La plénière s’est déroulée, sous la présidence du 2ème vice-président de la chambre, M. M. Ahmadou Mbala.
Le projet de loi vise à fournir un environnement propice à l’implantation, au développement et à la pérennité des startups en Mauritanie, à transformer l’espace technologique des startups mauritaniennes en un hub d’innovation en Afrique, à en faire un moteur de développement et d’entrepreneuriat, en plus de faciliter l’accès des startups au financement et à l’investissement, tout en leur accordant des notes de mérite et des structures de soutien pour leur permettre d’accéder à des privilèges d’incitation.
Défendant le projet de loi, le ministre de la Transformation Numérique, de l’Innovation et de la Modernisation de l’Administration, M. Mohamed Abdallahi Ould Louli, a expliqué que le projet de loi vise à définir un cadre juridique qui stimule la création et l’encouragement des startups en Mauritanie, basé sur la créativité, l’innovation, l’utilisation des nouvelles technologies et la réalisation de haute valeur ajoutée.
Il a ajouté que le projet de loi intègre des mesures centrées sur la marque de mérite des privilèges accordés aux différents acteurs de l’espace technologique pour l’entrepreneuriat numérique et innovant, notant que des initiatives similaires adoptées par certains pays africains ont eu un impact positif sur le développement de leur économie.
Au sujet de la préparation du projet de loi, le ministre a précisé qu’il a été élaboré selon une approche participative qui a inclus tous les acteurs impliqués dans l’espace technologique des secteurs public et privé, avec une série de consultations avec les structures publiques privées concernées, ce qui a permis d’intégrer des mesures axées sur cinq axes (accès à l’entrepreneuriat et au financement, marchés, talents, innovation et technologie).
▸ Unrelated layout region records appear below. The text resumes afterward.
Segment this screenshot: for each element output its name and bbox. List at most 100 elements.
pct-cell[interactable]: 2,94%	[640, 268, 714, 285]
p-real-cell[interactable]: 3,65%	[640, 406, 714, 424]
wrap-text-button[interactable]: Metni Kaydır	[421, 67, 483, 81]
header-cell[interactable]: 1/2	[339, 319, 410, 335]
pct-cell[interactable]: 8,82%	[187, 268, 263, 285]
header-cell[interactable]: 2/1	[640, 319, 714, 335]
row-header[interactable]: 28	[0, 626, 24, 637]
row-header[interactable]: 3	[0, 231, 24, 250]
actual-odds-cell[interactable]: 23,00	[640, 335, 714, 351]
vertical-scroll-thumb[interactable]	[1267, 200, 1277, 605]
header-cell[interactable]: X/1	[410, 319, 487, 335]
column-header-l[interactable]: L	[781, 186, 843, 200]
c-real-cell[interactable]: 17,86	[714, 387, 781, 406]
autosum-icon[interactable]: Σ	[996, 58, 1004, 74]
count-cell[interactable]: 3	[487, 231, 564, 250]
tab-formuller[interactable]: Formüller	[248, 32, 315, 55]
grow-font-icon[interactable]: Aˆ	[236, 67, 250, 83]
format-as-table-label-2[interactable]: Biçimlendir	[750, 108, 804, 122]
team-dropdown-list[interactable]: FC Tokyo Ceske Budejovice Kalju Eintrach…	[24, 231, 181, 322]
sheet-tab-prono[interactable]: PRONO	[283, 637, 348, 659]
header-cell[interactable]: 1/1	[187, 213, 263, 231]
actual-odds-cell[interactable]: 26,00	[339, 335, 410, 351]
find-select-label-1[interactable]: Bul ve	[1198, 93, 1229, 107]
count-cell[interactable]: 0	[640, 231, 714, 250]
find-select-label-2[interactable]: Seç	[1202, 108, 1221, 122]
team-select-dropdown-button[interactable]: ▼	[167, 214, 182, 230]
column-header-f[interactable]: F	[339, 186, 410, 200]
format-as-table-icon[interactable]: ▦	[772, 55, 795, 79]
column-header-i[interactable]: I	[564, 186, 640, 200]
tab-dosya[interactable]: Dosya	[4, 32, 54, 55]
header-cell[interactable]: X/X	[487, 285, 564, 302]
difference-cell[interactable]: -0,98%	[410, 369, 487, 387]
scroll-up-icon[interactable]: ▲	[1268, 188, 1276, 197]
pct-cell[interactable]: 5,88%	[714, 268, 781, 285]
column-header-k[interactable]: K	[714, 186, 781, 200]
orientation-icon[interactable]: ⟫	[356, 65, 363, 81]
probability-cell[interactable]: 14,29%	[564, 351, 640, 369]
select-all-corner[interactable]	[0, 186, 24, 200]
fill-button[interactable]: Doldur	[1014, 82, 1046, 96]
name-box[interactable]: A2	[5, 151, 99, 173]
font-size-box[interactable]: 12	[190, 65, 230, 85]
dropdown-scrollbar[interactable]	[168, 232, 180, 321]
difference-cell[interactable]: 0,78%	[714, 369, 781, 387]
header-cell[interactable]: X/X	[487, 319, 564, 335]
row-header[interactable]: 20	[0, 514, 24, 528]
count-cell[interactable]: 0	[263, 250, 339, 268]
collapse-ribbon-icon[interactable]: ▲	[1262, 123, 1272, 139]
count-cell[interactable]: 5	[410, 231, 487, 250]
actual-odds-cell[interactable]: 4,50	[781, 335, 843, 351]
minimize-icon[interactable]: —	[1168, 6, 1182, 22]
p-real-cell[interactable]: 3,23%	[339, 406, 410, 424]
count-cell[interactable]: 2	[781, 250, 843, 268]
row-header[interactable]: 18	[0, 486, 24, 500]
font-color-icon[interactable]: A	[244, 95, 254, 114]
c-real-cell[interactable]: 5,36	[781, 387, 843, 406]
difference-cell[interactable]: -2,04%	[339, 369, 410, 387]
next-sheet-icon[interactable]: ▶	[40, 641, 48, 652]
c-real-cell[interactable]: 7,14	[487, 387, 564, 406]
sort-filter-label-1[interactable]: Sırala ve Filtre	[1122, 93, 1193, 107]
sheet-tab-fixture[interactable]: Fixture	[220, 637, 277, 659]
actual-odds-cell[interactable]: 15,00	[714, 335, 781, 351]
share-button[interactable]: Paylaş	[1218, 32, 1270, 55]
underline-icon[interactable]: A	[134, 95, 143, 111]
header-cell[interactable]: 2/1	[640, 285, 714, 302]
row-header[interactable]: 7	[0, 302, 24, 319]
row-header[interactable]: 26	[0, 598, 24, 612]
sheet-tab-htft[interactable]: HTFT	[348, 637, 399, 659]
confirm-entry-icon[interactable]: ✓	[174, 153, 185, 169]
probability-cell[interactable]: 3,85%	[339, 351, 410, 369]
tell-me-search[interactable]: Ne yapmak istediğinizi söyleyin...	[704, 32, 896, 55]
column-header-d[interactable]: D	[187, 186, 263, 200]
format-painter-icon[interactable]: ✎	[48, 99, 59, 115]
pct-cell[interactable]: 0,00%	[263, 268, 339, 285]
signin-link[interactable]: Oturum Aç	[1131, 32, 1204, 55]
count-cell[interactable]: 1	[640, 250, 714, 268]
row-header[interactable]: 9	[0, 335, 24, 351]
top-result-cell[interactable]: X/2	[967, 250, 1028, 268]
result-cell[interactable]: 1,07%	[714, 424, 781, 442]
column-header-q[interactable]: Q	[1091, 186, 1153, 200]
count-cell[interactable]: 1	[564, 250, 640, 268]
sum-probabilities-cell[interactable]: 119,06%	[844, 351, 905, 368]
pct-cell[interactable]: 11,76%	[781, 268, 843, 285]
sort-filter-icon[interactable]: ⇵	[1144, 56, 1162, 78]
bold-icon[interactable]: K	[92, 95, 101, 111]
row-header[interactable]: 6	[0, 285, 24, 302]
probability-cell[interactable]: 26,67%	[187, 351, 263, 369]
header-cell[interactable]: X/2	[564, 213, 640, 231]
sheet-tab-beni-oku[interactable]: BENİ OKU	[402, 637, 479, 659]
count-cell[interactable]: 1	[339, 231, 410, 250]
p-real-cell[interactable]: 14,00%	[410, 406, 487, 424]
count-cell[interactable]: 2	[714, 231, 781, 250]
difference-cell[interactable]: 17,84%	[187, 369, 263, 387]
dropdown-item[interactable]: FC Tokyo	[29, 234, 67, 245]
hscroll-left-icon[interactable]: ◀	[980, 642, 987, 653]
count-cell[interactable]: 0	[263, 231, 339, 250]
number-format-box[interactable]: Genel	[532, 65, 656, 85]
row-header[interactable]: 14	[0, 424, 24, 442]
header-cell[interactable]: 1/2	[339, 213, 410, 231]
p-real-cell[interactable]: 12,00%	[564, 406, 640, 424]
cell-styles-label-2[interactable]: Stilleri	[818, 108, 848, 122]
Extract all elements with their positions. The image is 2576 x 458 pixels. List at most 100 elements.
M. Ould Louli a souligné l’existence d’énergies nationales de la jeunesse qui ont les qualifications qui leur permettent d’être compétitives en termes de niveau de connaissance et d’atteindre l’excellence, soulignant que ces énergies de la jeunesse manquent de l’encouragement et du soutien que cette loi constitue un cadre pour leur organisation.
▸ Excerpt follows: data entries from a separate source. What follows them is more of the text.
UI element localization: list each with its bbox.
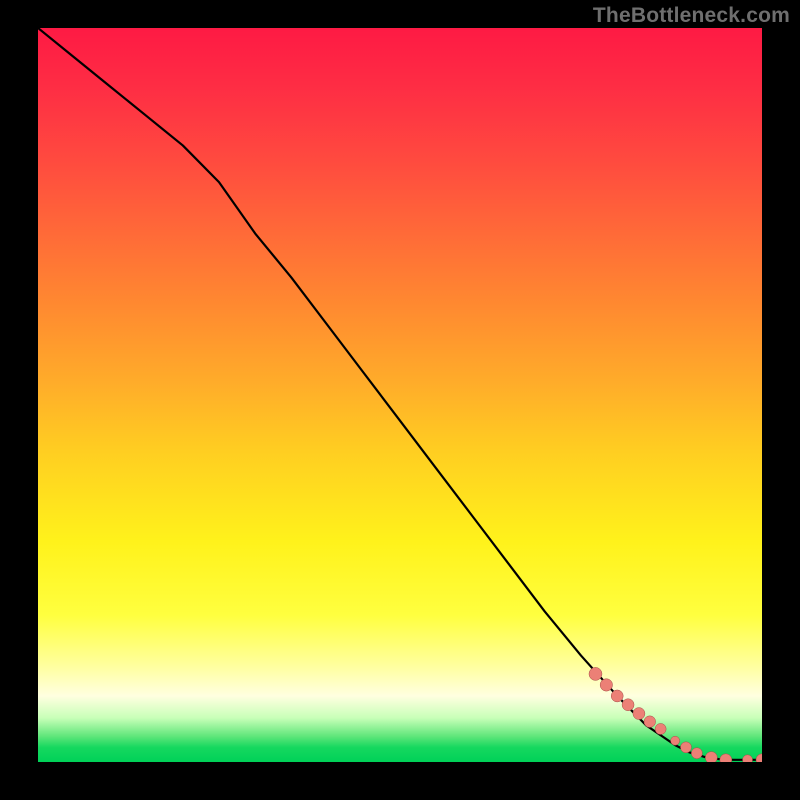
marker-dot <box>691 748 702 759</box>
trend-line <box>38 28 762 760</box>
marker-dot <box>611 690 623 702</box>
marker-dot <box>622 699 634 711</box>
marker-dot <box>600 679 612 691</box>
marker-dot <box>720 754 732 762</box>
chart-area <box>38 28 762 762</box>
marker-dot <box>655 723 666 734</box>
marker-dot <box>743 755 753 762</box>
marker-dot <box>680 742 691 753</box>
chart-svg <box>38 28 762 762</box>
marker-dot <box>633 708 645 720</box>
marker-dot <box>671 736 680 745</box>
watermark-text: TheBottleneck.com <box>593 4 790 28</box>
marker-dot <box>756 754 762 762</box>
marker-group <box>589 667 762 762</box>
marker-dot <box>589 667 602 680</box>
marker-dot <box>705 752 717 762</box>
marker-dot <box>644 716 656 728</box>
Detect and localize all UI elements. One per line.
Il a noté que des travaux sont en cours pour développer l’infrastructure et chercher à compenser temporairement la pénurie de celle-ci par des incitations, avertissant que la flexibilité requise par le domaine nécessite de laisser de nombreux détails aux décrets d’application.
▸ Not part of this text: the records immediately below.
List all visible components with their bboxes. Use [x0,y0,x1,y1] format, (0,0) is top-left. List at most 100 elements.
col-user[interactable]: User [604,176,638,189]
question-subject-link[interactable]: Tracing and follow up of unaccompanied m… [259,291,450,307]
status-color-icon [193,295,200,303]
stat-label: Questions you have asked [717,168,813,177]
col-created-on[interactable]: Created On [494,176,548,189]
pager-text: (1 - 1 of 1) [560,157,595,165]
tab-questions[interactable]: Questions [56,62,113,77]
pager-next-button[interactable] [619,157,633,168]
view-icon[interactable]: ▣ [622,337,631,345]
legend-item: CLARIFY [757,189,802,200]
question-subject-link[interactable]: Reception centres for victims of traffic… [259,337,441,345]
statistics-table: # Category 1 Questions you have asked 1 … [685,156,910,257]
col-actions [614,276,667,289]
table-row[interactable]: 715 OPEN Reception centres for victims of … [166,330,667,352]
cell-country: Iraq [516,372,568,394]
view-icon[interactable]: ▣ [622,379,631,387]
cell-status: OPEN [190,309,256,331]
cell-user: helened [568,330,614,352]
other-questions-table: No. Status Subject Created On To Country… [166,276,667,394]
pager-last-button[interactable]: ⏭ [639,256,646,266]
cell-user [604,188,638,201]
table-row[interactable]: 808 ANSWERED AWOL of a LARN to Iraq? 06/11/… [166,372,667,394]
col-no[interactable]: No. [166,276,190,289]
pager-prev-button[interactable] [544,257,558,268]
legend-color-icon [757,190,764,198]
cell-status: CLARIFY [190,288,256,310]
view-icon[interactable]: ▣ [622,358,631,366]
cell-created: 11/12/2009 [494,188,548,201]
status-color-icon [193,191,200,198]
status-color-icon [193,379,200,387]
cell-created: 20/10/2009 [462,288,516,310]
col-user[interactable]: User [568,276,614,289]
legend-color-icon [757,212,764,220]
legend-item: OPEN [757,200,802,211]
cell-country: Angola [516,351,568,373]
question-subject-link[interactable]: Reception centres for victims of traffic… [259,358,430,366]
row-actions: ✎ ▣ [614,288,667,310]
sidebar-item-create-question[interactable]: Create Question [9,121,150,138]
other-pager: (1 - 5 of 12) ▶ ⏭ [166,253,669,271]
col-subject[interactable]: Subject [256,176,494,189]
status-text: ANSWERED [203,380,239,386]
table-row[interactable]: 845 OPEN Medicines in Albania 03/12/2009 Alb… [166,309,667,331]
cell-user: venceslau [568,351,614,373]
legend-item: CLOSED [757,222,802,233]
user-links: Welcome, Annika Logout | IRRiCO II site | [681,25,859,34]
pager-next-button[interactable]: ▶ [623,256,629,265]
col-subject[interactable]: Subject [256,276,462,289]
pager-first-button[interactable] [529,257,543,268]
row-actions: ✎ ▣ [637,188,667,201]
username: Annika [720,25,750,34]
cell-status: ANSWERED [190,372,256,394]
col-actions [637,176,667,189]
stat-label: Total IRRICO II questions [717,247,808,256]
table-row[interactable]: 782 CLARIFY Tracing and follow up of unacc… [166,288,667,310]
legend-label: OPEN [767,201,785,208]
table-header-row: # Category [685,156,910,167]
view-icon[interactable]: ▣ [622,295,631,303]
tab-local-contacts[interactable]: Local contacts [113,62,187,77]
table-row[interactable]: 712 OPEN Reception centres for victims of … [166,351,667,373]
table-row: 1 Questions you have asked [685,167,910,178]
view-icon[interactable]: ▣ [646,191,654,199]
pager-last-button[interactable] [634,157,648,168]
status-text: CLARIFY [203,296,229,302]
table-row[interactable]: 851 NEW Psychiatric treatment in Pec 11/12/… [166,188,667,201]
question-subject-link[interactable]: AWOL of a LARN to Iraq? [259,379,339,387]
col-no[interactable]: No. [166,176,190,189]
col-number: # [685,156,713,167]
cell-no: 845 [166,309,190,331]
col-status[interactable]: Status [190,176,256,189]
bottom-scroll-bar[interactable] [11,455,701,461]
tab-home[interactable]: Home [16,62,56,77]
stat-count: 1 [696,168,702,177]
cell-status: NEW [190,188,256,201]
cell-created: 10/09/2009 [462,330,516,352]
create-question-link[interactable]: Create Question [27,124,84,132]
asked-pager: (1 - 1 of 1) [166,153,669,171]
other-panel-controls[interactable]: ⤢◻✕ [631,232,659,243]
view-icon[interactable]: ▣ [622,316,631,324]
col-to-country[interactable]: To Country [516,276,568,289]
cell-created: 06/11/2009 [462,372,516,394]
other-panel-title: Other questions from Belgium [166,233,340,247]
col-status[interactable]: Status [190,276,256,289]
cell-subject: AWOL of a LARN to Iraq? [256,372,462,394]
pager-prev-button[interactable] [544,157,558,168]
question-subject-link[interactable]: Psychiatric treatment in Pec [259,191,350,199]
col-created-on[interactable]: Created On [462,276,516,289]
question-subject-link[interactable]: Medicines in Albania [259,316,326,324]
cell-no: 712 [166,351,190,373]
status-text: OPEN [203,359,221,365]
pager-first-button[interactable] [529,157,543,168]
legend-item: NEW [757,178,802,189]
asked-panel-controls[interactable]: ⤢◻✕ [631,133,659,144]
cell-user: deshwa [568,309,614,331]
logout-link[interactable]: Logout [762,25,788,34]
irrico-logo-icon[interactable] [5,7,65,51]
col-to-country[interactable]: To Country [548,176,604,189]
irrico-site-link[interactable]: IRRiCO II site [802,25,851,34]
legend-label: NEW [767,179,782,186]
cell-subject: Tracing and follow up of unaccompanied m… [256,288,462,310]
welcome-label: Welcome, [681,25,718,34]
« Le gouvernement est ouvert à l’introduction de tout amendement qui semble nécessaire, et tient à ce que que la transparence dans le travail du comité technique pour l’attribution de la marque soit garantie par la publicité de ses travaux et la publication de ses décisions à l’opinion publique », a conclu le ministre.
Dans leurs interventions, les députés ont valorisé le projet de loi, considérant que l’économie numérique est devenue l’un des piliers du progrès des peuples, et souligné la disponibilité de l’expertise nationale dans le domaine à l’étranger, tandis que d’autres attendent l’incubation et le soutien pour qu’elle puisse jouer son rôle nécessaire dans le développement de l’économie nationale et la modernisation de son secteur principal.
Les députés ont exhorté le gouvernement à ne ménager aucun effort afin d’atteindre et d’accueillir les personnes vraiment distinguées ayant de l’expérience dans le domaine et de leur fournir diverses facilités et encouragements possibles, avec la fourniture de fonds de soutien, d’un soutien et d’une infrastructure solide capable de rivaliser au niveau régional et international.
Ils ont noté la nécessité d’introduire des amendements au projet pour lui donner la clarté et la flexibilité nécessaires dans le domaine de l’entrepreneuriat, notant en particulier l’obstacle posé par les décrets d’application, qui peuvent parfois être retardés dans la mise en œuvre du projet de loi.
Les députés ont recommandé de travailler à la formation du comité technique d’attribution de la marque, visé à l’article 6 du projet de loi, composé de spécialistes en la matière, et que les organismes publics et privés qui proposeront des représentants au sein de ce comité s’y conforment.